I know that Shavo is Armenian-American, but how does the Armenian genocide connect you two?
RZA: We both come from struggle. We come from oppression. I didn’t know Armenia was the first country to accept Christianity as its national religion. And I didn’t know about the Armenian genocide. I knew about the black man’s struggle in America from slavery to civil rights to whatever we still go through, but you think that that struggle is just personal. You don’t realize, “Oh, wow, the Asian brothers went through a struggle. The Armenian brothers went through a struggle. Now the Pakistani and the brothers in the Middle East is going through a lot of struggle based on situations.” Right? So, I became aware and that helped connect us.
That led to our second song, which is called “Fabricated Lies” and is about the Armenian genocide.

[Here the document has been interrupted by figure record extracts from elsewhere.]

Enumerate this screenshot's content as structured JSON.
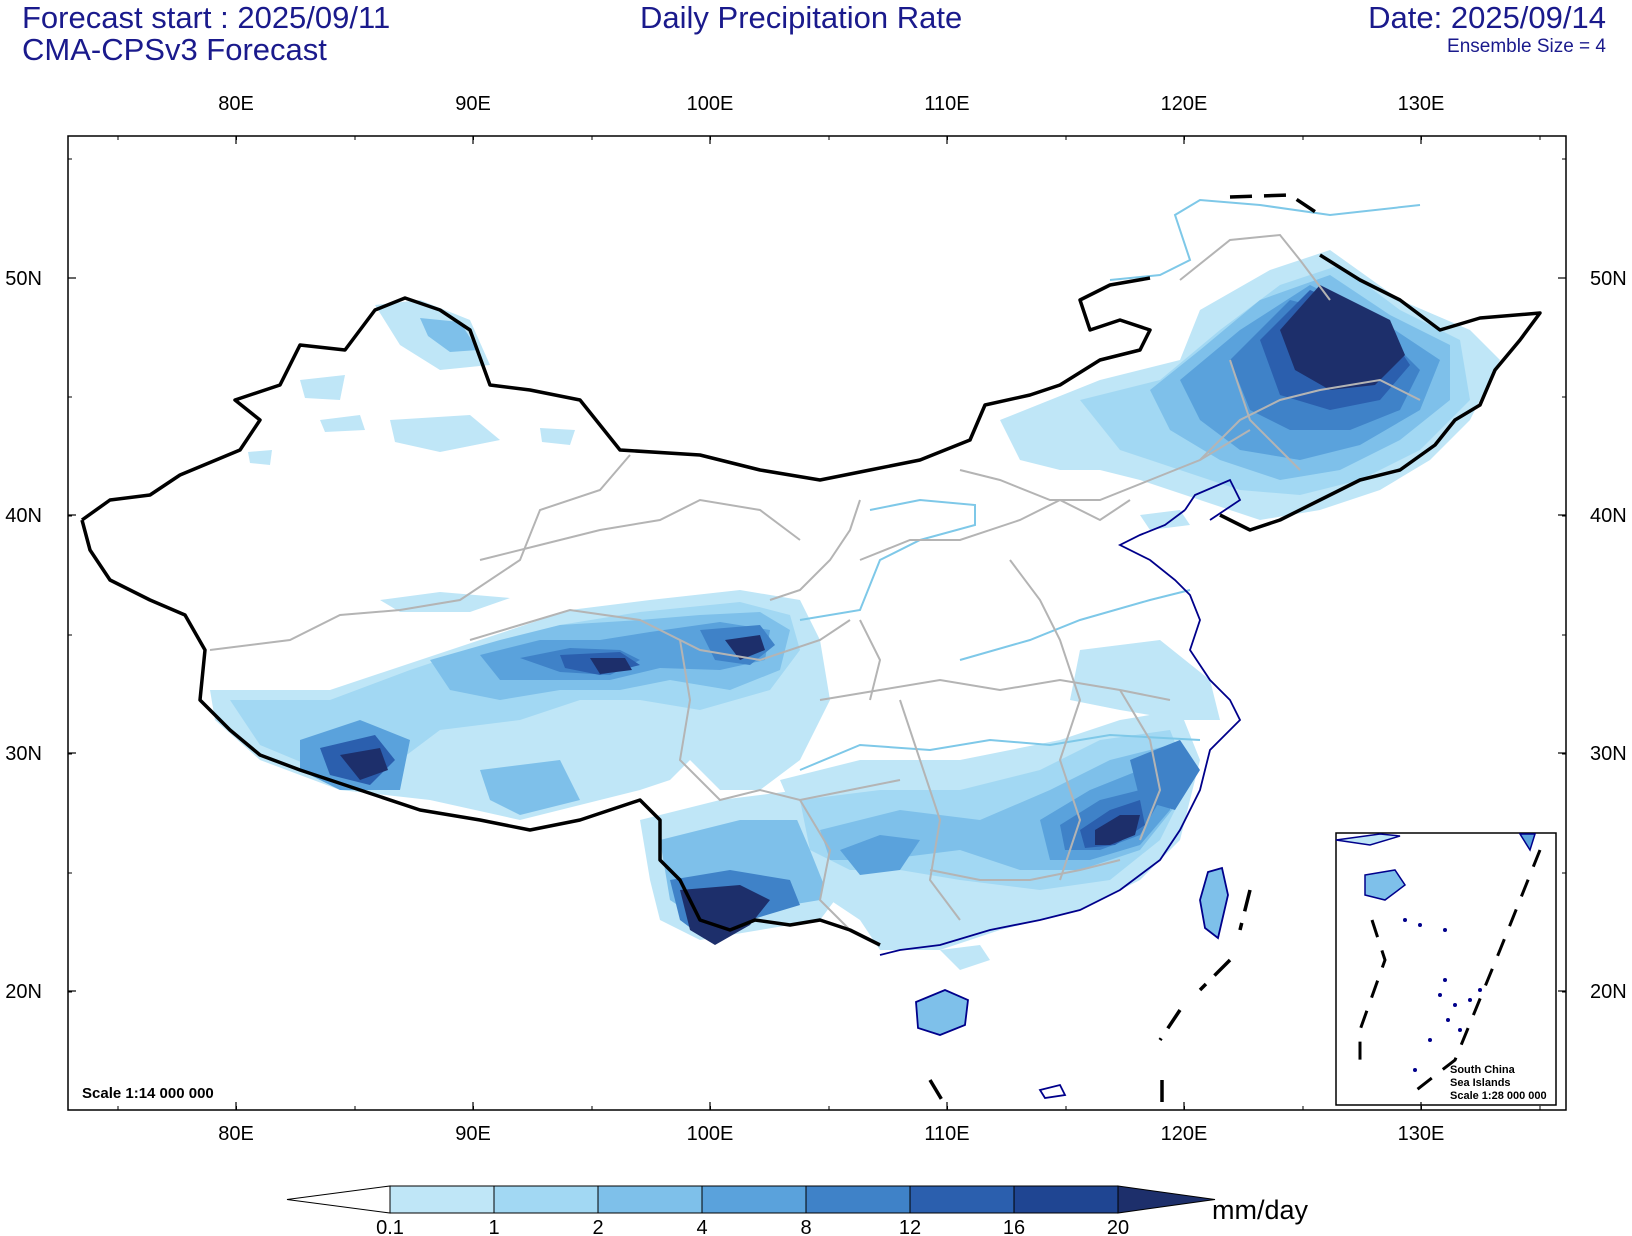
{
  "header": {
    "forecast_start": "Forecast start : 2025/09/11",
    "model": "CMA-CPSv3 Forecast",
    "title": "Daily Precipitation Rate",
    "date": "Date: 2025/09/14",
    "ensemble": "Ensemble Size = 4"
  },
  "axes": {
    "lon_labels": [
      "80E",
      "90E",
      "100E",
      "110E",
      "120E",
      "130E"
    ],
    "lat_labels": [
      "20N",
      "30N",
      "40N",
      "50N"
    ]
  },
  "scale_text": "Scale 1:14 000 000",
  "inset": {
    "line1": "South China",
    "line2": "Sea Islands",
    "line3": "Scale 1:28 000 000"
  },
  "colorbar": {
    "unit": "mm/day",
    "labels": [
      "0.1",
      "1",
      "2",
      "4",
      "8",
      "12",
      "16",
      "20"
    ],
    "colors": [
      "#ffffff",
      "#bfe6f7",
      "#a2d8f3",
      "#7ec0ea",
      "#5aa2dc",
      "#3f82c8",
      "#2b5fae",
      "#1f4592",
      "#1d2f6b"
    ]
  },
  "colors": {
    "title": "#1a1a8c",
    "border": "#000000",
    "province": "#b4b4b4",
    "river": "#7ec8e8",
    "coast": "#00008b"
  }
}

He gave me a couple of books as well, but I was moved by the struggle enough that I wrote a verse.
Where did you two first meet?
Odadjian: At a Method Man show.
RZA: Then we were reintroduced when we recorded the song “Shame” for Loud Rocks [in 2000]. So we met and we was cool. We smoked some good weed. We chilled, took a few pictures, but when did the rekindle come? There was a rekindle.
Odadjian: I can’t remember either, but it was around 2005 so I said, “Come over.” He saw my studio, and he said, “You got everything to make a freakin’ record.” And I go, “I do? I didn’t even know.” He showed me a couple of little tricks.

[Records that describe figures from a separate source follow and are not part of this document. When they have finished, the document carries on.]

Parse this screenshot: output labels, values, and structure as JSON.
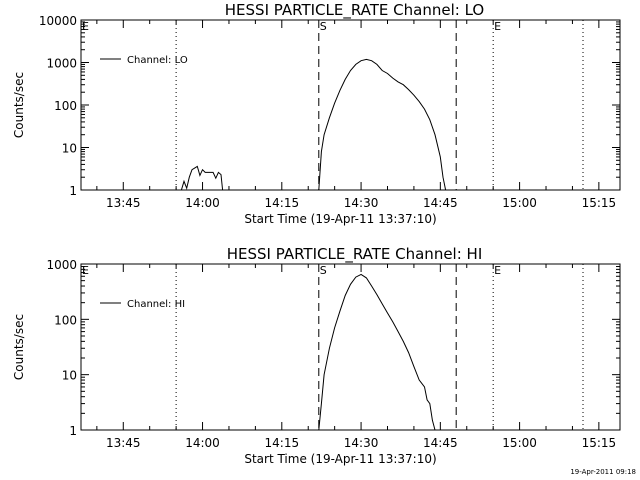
{
  "footer": {
    "timestamp": "19-Apr-2011 09:18"
  },
  "chart_data": [
    {
      "type": "line",
      "title": "HESSI PARTICLE_RATE Channel: LO",
      "xlabel": "Start Time (19-Apr-11 13:37:10)",
      "ylabel": "Counts/sec",
      "yscale": "log",
      "ylim": [
        1,
        10000
      ],
      "xlim": [
        "13:37",
        "15:19"
      ],
      "x_ticks": [
        "13:45",
        "14:00",
        "14:15",
        "14:30",
        "14:45",
        "15:00",
        "15:15"
      ],
      "y_ticks": [
        "1",
        "10",
        "100",
        "1000",
        "10000"
      ],
      "legend": {
        "position": "top-left",
        "entries": [
          "Channel: LO"
        ]
      },
      "markers": [
        {
          "label": "E",
          "time": "13:37",
          "style": "dotted"
        },
        {
          "label": "",
          "time": "13:55",
          "style": "dotted"
        },
        {
          "label": "S",
          "time": "14:22",
          "style": "dashed"
        },
        {
          "label": "",
          "time": "14:48",
          "style": "dashed"
        },
        {
          "label": "E",
          "time": "14:55",
          "style": "dotted"
        },
        {
          "label": "",
          "time": "15:12",
          "style": "dotted"
        }
      ],
      "series": [
        {
          "name": "Channel: LO",
          "segments": [
            [
              [
                "13:56",
                1
              ],
              [
                "13:56.5",
                1.6
              ],
              [
                "13:57",
                1.1
              ],
              [
                "13:57.5",
                2
              ],
              [
                "13:58",
                3
              ],
              [
                "13:59",
                3.6
              ],
              [
                "13:59.5",
                2.2
              ],
              [
                "14:00",
                3.0
              ],
              [
                "14:00.5",
                2.6
              ],
              [
                "14:02",
                2.6
              ],
              [
                "14:02.5",
                1.9
              ],
              [
                "14:03",
                2.6
              ],
              [
                "14:03.5",
                2.3
              ],
              [
                "14:03.8",
                1
              ]
            ],
            [
              [
                "14:22",
                1
              ],
              [
                "14:22.5",
                8
              ],
              [
                "14:23",
                20
              ],
              [
                "14:24",
                50
              ],
              [
                "14:25",
                110
              ],
              [
                "14:26",
                220
              ],
              [
                "14:27",
                400
              ],
              [
                "14:28",
                650
              ],
              [
                "14:29",
                900
              ],
              [
                "14:30",
                1100
              ],
              [
                "14:31",
                1180
              ],
              [
                "14:32",
                1100
              ],
              [
                "14:33",
                900
              ],
              [
                "14:34",
                650
              ],
              [
                "14:35",
                550
              ],
              [
                "14:36",
                430
              ],
              [
                "14:37",
                350
              ],
              [
                "14:38",
                300
              ],
              [
                "14:39",
                230
              ],
              [
                "14:40",
                170
              ],
              [
                "14:41",
                120
              ],
              [
                "14:42",
                80
              ],
              [
                "14:43",
                45
              ],
              [
                "14:44",
                20
              ],
              [
                "14:45",
                6
              ],
              [
                "14:45.5",
                2
              ],
              [
                "14:46",
                1
              ]
            ]
          ]
        }
      ]
    },
    {
      "type": "line",
      "title": "HESSI PARTICLE_RATE Channel: HI",
      "xlabel": "Start Time (19-Apr-11 13:37:10)",
      "ylabel": "Counts/sec",
      "yscale": "log",
      "ylim": [
        1,
        1000
      ],
      "xlim": [
        "13:37",
        "15:19"
      ],
      "x_ticks": [
        "13:45",
        "14:00",
        "14:15",
        "14:30",
        "14:45",
        "15:00",
        "15:15"
      ],
      "y_ticks": [
        "1",
        "10",
        "100",
        "1000"
      ],
      "legend": {
        "position": "top-left",
        "entries": [
          "Channel: HI"
        ]
      },
      "markers": [
        {
          "label": "E",
          "time": "13:37",
          "style": "dotted"
        },
        {
          "label": "",
          "time": "13:55",
          "style": "dotted"
        },
        {
          "label": "S",
          "time": "14:22",
          "style": "dashed"
        },
        {
          "label": "",
          "time": "14:48",
          "style": "dashed"
        },
        {
          "label": "E",
          "time": "14:55",
          "style": "dotted"
        },
        {
          "label": "",
          "time": "15:12",
          "style": "dotted"
        }
      ],
      "series": [
        {
          "name": "Channel: HI",
          "segments": [
            [
              [
                "14:22",
                1
              ],
              [
                "14:22.5",
                3
              ],
              [
                "14:23",
                10
              ],
              [
                "14:24",
                30
              ],
              [
                "14:25",
                70
              ],
              [
                "14:26",
                140
              ],
              [
                "14:27",
                270
              ],
              [
                "14:28",
                430
              ],
              [
                "14:29",
                580
              ],
              [
                "14:30",
                650
              ],
              [
                "14:31",
                560
              ],
              [
                "14:32",
                400
              ],
              [
                "14:33",
                280
              ],
              [
                "14:34",
                190
              ],
              [
                "14:35",
                130
              ],
              [
                "14:36",
                90
              ],
              [
                "14:37",
                60
              ],
              [
                "14:38",
                40
              ],
              [
                "14:39",
                25
              ],
              [
                "14:40",
                14
              ],
              [
                "14:41",
                8
              ],
              [
                "14:42",
                6
              ],
              [
                "14:42.5",
                3.5
              ],
              [
                "14:43",
                3
              ],
              [
                "14:43.5",
                1.5
              ],
              [
                "14:44",
                1
              ]
            ]
          ]
        }
      ]
    }
  ]
}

RZA: Shavo’s a great DJ. He has that “in and out” that DJs gotta have to make the party bounce. So it came together organically. We didn’t think of making a band or none of that shit, but after about two or three songs we recorded, “Deuces” being one, we worked on the score together for [the 2008 movie] Babylon A.D. and then we started writing more and more, like, let’s make a band.
One thing I did say was that I wanted to be the lead singer [laughs]. That means I don’t gotta sit there like I do for Wu-Tang and make the beats, and they go home and I got to stay up all night. I got to go home and he had to stay there all night.

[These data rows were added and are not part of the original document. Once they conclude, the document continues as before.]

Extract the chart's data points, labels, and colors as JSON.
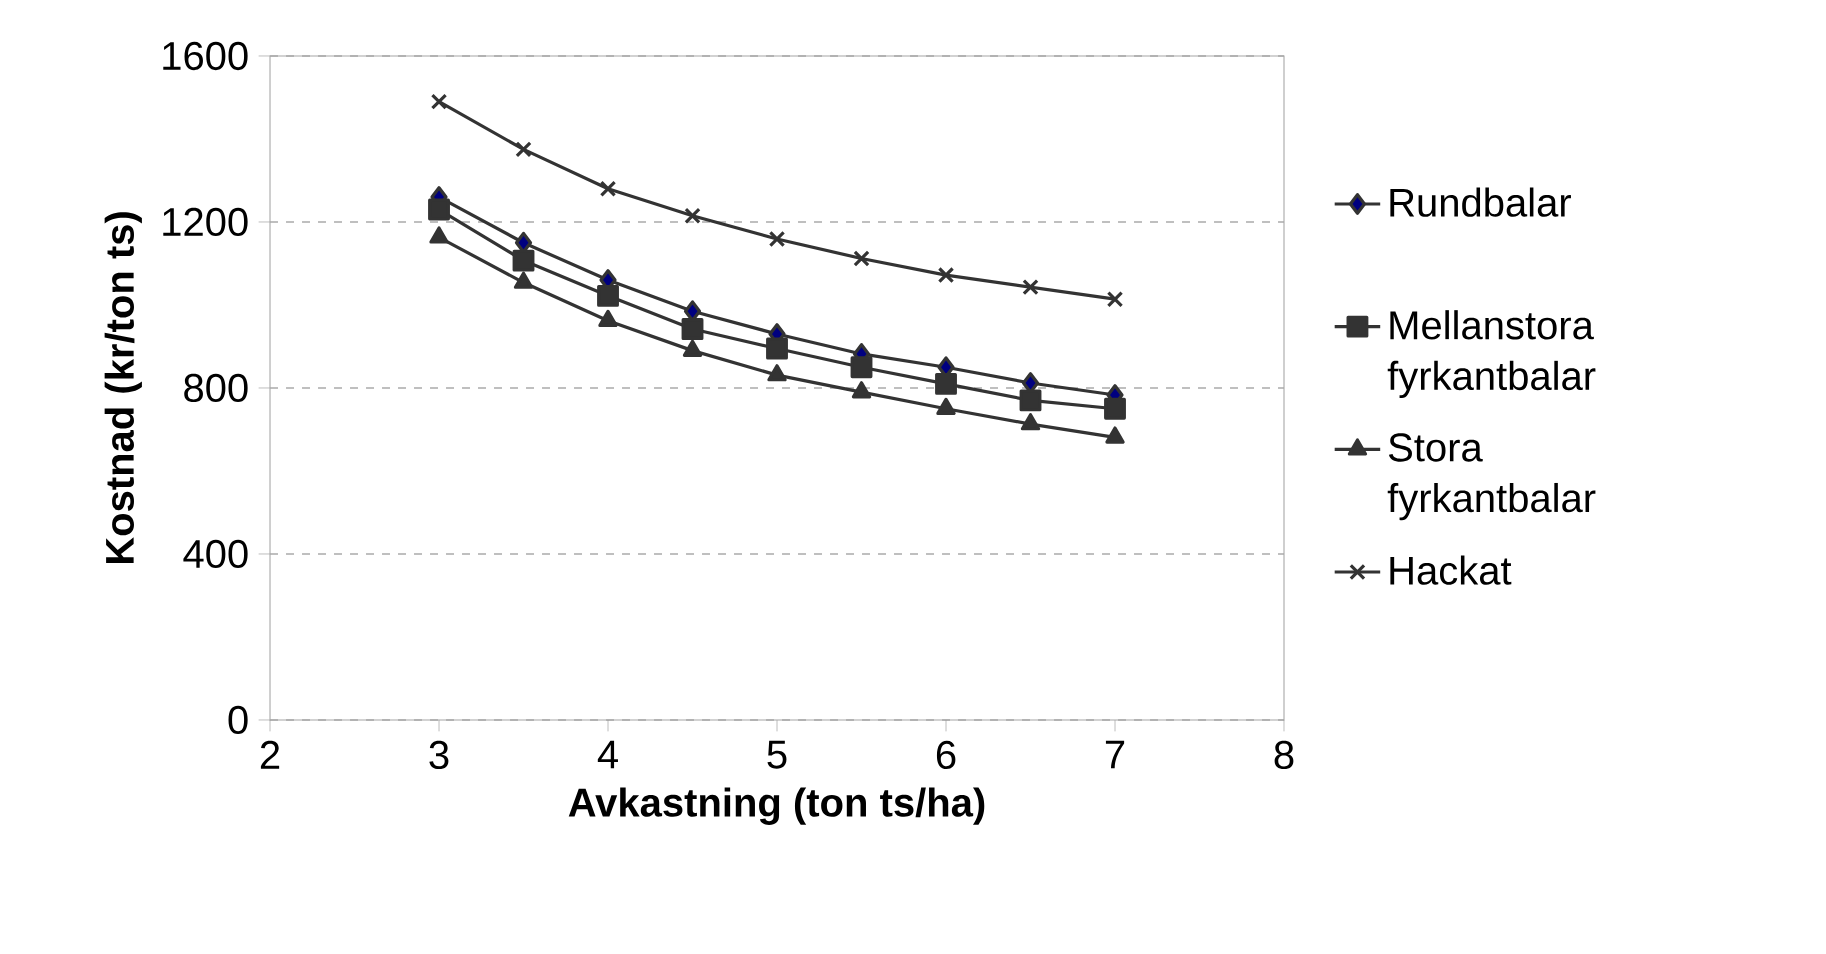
{
  "chart_data": {
    "type": "line",
    "xlabel": "Avkastning (ton ts/ha)",
    "ylabel": "Kostnad (kr/ton ts)",
    "x": [
      3,
      3.5,
      4,
      4.5,
      5,
      5.5,
      6,
      6.5,
      7
    ],
    "series": [
      {
        "name": "Rundbalar",
        "color": "#000080",
        "marker": "diamond",
        "values": [
          1260,
          1150,
          1060,
          985,
          930,
          882,
          850,
          812,
          783
        ]
      },
      {
        "name": "Mellanstora fyrkantbalar",
        "color": "#333333",
        "marker": "square",
        "values": [
          1230,
          1107,
          1022,
          942,
          895,
          850,
          810,
          770,
          750
        ]
      },
      {
        "name": "Stora fyrkantbalar",
        "color": "#333333",
        "marker": "triangle",
        "values": [
          1163,
          1054,
          962,
          890,
          831,
          790,
          750,
          713,
          681
        ]
      },
      {
        "name": "Hackat",
        "color": "#333333",
        "marker": "cross",
        "values": [
          1490,
          1375,
          1280,
          1215,
          1159,
          1112,
          1072,
          1043,
          1014
        ]
      }
    ],
    "xlim": [
      2,
      8
    ],
    "xticks": [
      2,
      3,
      4,
      5,
      6,
      7,
      8
    ],
    "ylim": [
      0,
      1600
    ],
    "yticks": [
      0,
      400,
      800,
      1200,
      1600
    ],
    "grid": "y",
    "legend": "right",
    "line_style": "solid"
  }
}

“Shavo’s voice had a classic hip-hop feel” – RZA
Shavo, some of your fans will be surprised to hear your rapping. How did it feel to step up to the mic?
Odadjian: I’ve never rapped. I karaoke-d “Paul Revere” from Beastie Boys when I was 15, 14 years old, but that’s it. “That’s the Zone” was the first thing I ever wrote and I handed it to RZA and I clearly remember verbatim what he said. “These swords, you should swing them. These are strong swords.”
RZA: What I liked about Shavo’s voice was that it had a classic hip-hop feel, not Beasties, but an Eighties hip-hop vibe.
Odadjian: I listen to a lot of Eighties hip-hop. I listened to a lot of Ice-T.
RZA: OK, it has an Ice-T vibe to it to. “Colors.” I could hear that.